Many thanks to Warren Rowe of C/W Rowe Jukebox Sales and Service for sending me the Installation manual for this esoteric piece of Seeburgia!
|Every FM station in the U.S. has a bandwidth of 100 KHz, of which only 53 KHz is used for normal stereo FM (consisting of monaural audio, 19 KHz stereo pilot tone, and the Left/Right stereo programmed around a 38 KHz subcarrier). Many FM Radio stations carry auxiliary programs in their SCA (Subsidiary Communications Authorization) bandwidth. There are two subcarriers available for each station, one centered at 67.65 and the other at 92 KHz. This is a Seeburg tuner designed to receive background music on these subcarriers, as a competitor to Muzak. Photo courtesy Kevin Green.|
The MTN (Music Theater Network) Tape-Top player was a machine about
14" square and 5" high which had a power cord and audio connections on
the back panel, a power switch, track-select button and four LEDs on the
front panel, and a turntable and a DIN plug at the end of a cord up top.
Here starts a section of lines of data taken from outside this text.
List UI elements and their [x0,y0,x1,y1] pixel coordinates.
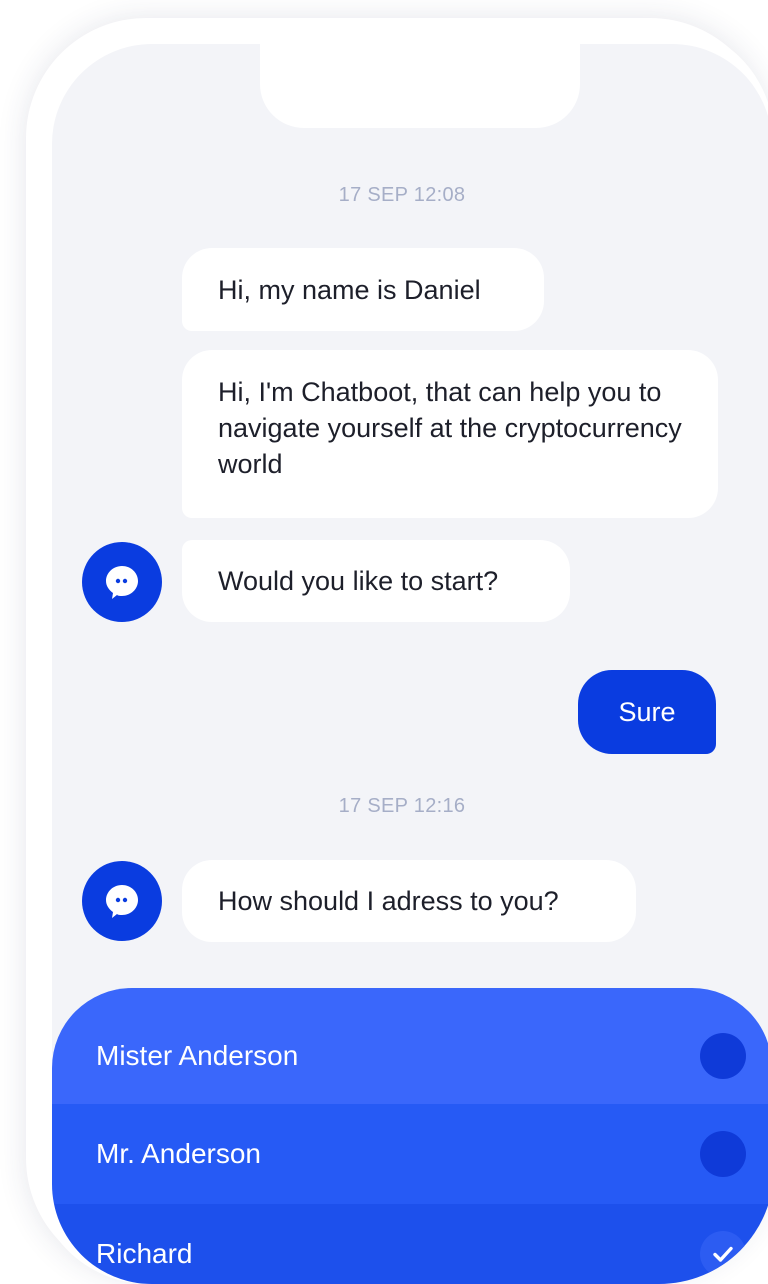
bot-message: Would you like to start? [182,540,570,622]
chat-bubble-icon [106,566,138,599]
timestamp: 17 SEP 12:16 [338,795,466,817]
option-mr-anderson[interactable]: Mr. Anderson [52,1104,768,1204]
check-icon [713,1246,733,1262]
user-message: Sure [578,670,716,754]
phone-notch [260,44,580,128]
chat-bubble-icon [106,885,138,918]
bot-message: Hi, I'm Chatboot, that can help you to n… [182,350,718,518]
answer-options: Mister Anderson Mr. Anderson Richard [52,988,768,1284]
bot-avatar [82,861,162,941]
radio-button[interactable] [700,1033,746,1079]
radio-button[interactable] [700,1131,746,1177]
option-richard[interactable]: Richard [52,1204,768,1284]
phone-frame: 17 SEP 12:08 Hi, my name is Daniel Hi, I… [34,24,768,1284]
timestamp: 17 SEP 12:08 [338,184,466,206]
bot-avatar [82,542,162,622]
option-label: Richard [96,1238,193,1269]
radio-button-selected[interactable] [700,1231,746,1277]
option-mister-anderson[interactable]: Mister Anderson [52,988,768,1104]
option-label: Mr. Anderson [96,1138,261,1169]
chat-screen: 17 SEP 12:08 Hi, my name is Daniel Hi, I… [52,44,768,1284]
option-label: Mister Anderson [96,1040,299,1071]
bot-message: Hi, my name is Daniel [182,248,544,331]
bot-message: How should I adress to you? [182,860,636,942]
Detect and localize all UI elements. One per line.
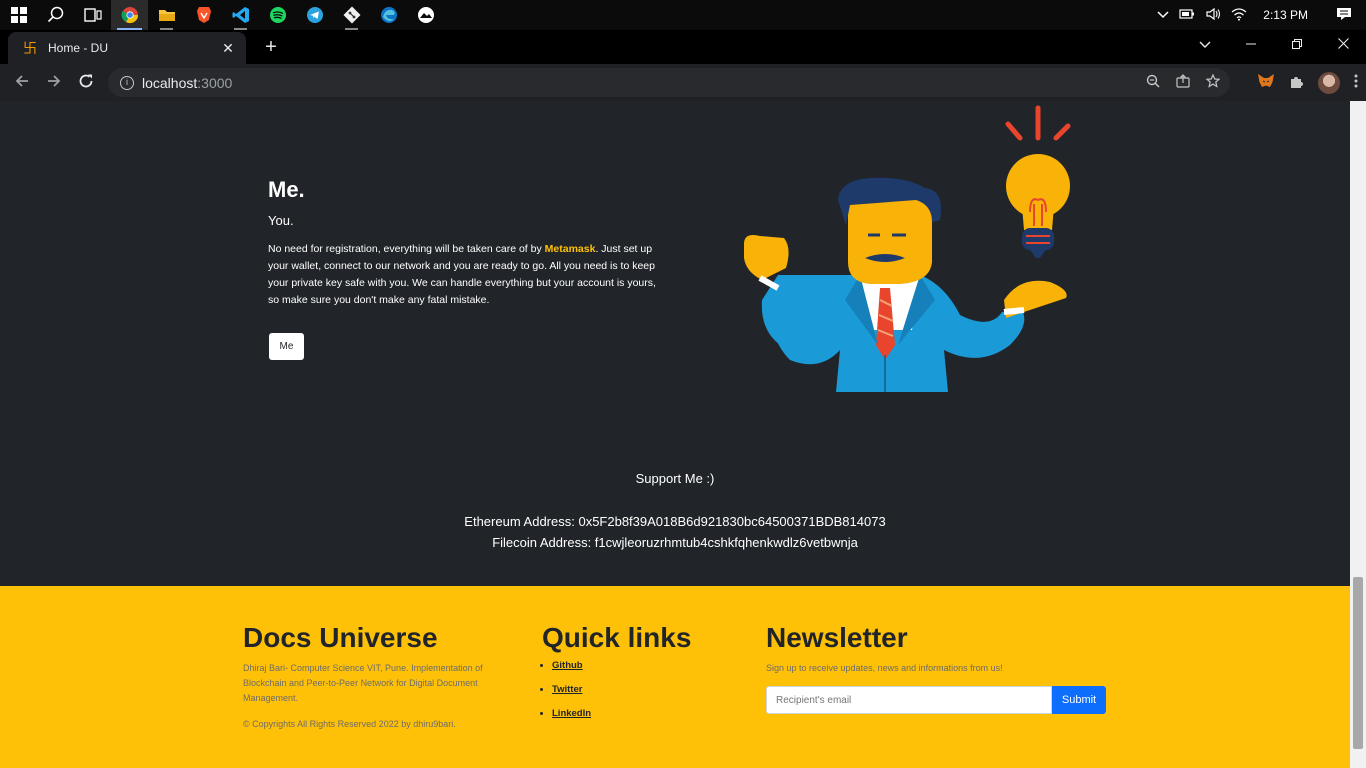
tab-title: Home - DU	[48, 41, 109, 55]
chevron-up-icon[interactable]	[1157, 8, 1169, 22]
close-tab-icon[interactable]: ✕	[220, 40, 236, 57]
tab-search-icon[interactable]	[1182, 30, 1228, 60]
bookmark-star-icon[interactable]	[1205, 73, 1221, 91]
hero-description: No need for registration, everything wil…	[268, 241, 660, 309]
hero-subheading: You.	[268, 213, 294, 228]
notes-app-icon[interactable]	[407, 0, 444, 30]
battery-icon[interactable]	[1179, 8, 1195, 23]
me-button[interactable]: Me	[269, 333, 304, 360]
system-tray: 2:13 PM	[1157, 0, 1366, 30]
extensions-area	[1257, 68, 1358, 97]
git-icon[interactable]	[333, 0, 370, 30]
lightbulb-icon	[1006, 154, 1070, 258]
windows-start-icon[interactable]	[0, 0, 37, 30]
profile-avatar[interactable]	[1318, 71, 1340, 94]
support-title: Support Me :)	[635, 471, 715, 486]
restore-icon[interactable]	[1274, 30, 1320, 60]
close-window-icon[interactable]	[1320, 30, 1366, 60]
chrome-icon[interactable]	[111, 0, 148, 30]
page-scrollbar[interactable]	[1350, 101, 1366, 768]
windows-taskbar: 2:13 PM	[0, 0, 1366, 30]
url-port: :3000	[197, 74, 233, 91]
search-icon[interactable]	[37, 0, 74, 30]
tab-home[interactable]: 卐 Home - DU ✕	[8, 32, 246, 64]
footer: Docs Universe Dhiraj Bari- Computer Scie…	[0, 586, 1350, 768]
github-link[interactable]: Github	[552, 660, 583, 671]
new-tab-button[interactable]: +	[260, 34, 282, 60]
spotify-icon[interactable]	[259, 0, 296, 30]
extensions-puzzle-icon[interactable]	[1289, 74, 1304, 92]
linkedin-link[interactable]: LinkedIn	[552, 708, 591, 719]
edge-icon[interactable]	[370, 0, 407, 30]
list-item: LinkedIn	[552, 708, 591, 719]
metamask-highlight: Metamask	[544, 243, 596, 255]
tab-strip: 卐 Home - DU ✕ +	[0, 30, 1366, 64]
hero-heading: Me.	[268, 177, 305, 202]
forward-arrow-icon[interactable]	[38, 67, 70, 99]
reload-icon[interactable]	[70, 67, 102, 99]
list-item: Twitter	[552, 684, 591, 695]
footer-brand-description: Dhiraj Bari- Computer Science VIT, Pune.…	[243, 663, 483, 703]
quick-links-list: Github Twitter LinkedIn	[552, 660, 591, 732]
newsletter-email-input[interactable]	[766, 686, 1052, 714]
newsletter-title: Newsletter	[766, 622, 908, 653]
file-explorer-icon[interactable]	[148, 0, 185, 30]
notifications-icon[interactable]	[1336, 7, 1352, 24]
quick-links-title: Quick links	[542, 622, 692, 653]
zoom-icon[interactable]	[1146, 74, 1160, 91]
minimize-icon[interactable]	[1228, 30, 1274, 60]
address-bar[interactable]: i localhost:3000	[108, 68, 1230, 97]
footer-brand-title: Docs Universe	[243, 622, 438, 653]
idea-ray	[1053, 123, 1071, 141]
list-item: Github	[552, 660, 591, 671]
chrome-menu-icon[interactable]	[1354, 74, 1358, 91]
url-host: localhost	[142, 74, 198, 91]
task-view-icon[interactable]	[74, 0, 111, 30]
tab-favicon-icon: 卐	[23, 40, 37, 56]
hero-text-start: No need for registration, everything wil…	[268, 243, 545, 255]
filecoin-address: Filecoin Address: f1cwjleoruzrhmtub4cshk…	[492, 535, 858, 550]
twitter-link[interactable]: Twitter	[552, 684, 582, 695]
scrollbar-thumb[interactable]	[1353, 577, 1363, 749]
telegram-icon[interactable]	[296, 0, 333, 30]
share-icon[interactable]	[1176, 74, 1190, 91]
clock[interactable]: 2:13 PM	[1263, 8, 1308, 22]
site-info-icon[interactable]: i	[120, 75, 134, 90]
volume-icon[interactable]	[1205, 7, 1221, 24]
page-content: Me. You. No need for registration, every…	[0, 101, 1350, 768]
newsletter-submit-button[interactable]: Submit	[1052, 686, 1106, 714]
browser-toolbar: i localhost:3000	[0, 64, 1366, 101]
window-controls	[1182, 30, 1366, 60]
back-arrow-icon[interactable]	[6, 67, 38, 99]
idea-man-illustration	[744, 105, 1071, 392]
footer-copyright: © Copyrights All Rights Reserved 2022 by…	[243, 719, 456, 729]
ethereum-address: Ethereum Address: 0x5F2b8f39A018B6d92183…	[464, 514, 886, 529]
vscode-icon[interactable]	[222, 0, 259, 30]
newsletter-description: Sign up to receive updates, news and inf…	[766, 663, 1003, 673]
idea-ray	[1005, 121, 1023, 141]
wifi-icon[interactable]	[1231, 7, 1247, 24]
brave-icon[interactable]	[185, 0, 222, 30]
metamask-fox-icon[interactable]	[1257, 73, 1275, 92]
The cartridge enclosed an endless-loop tape, a platter with rollers of some sort, a four-track tape head, and a DIN socket all in a plastic housing reminiscent of Disney’s Space Mountain.
To operate the machine, you’d place the Tape on the Top of the machine, plug in the DIN plug, and turn it on. Somehow, the constant speed turntable caused the tape inside to run at a constant speed, the audio was picked up by the heads mounted somewhere in there, and the signal was sent through the DIN cable. In theory.
In practice, the tapes were extremely unreliable, especially after shipping (which is necessary in the background music business). It’s hard to believe that some small environmental music company actually commissioned someone to design a totally new tape transport for their business, but I’ve never seen such a beast used anywhere else, and I can’t imagine anyone else wanting something this awful and troublesome. And expensive – remember that there’s a 4-track head in every cartridge, along with rollers and capstans and stuff. Again, the only moving part in the player is the turntable. Photo and text courtesy Kevin Green.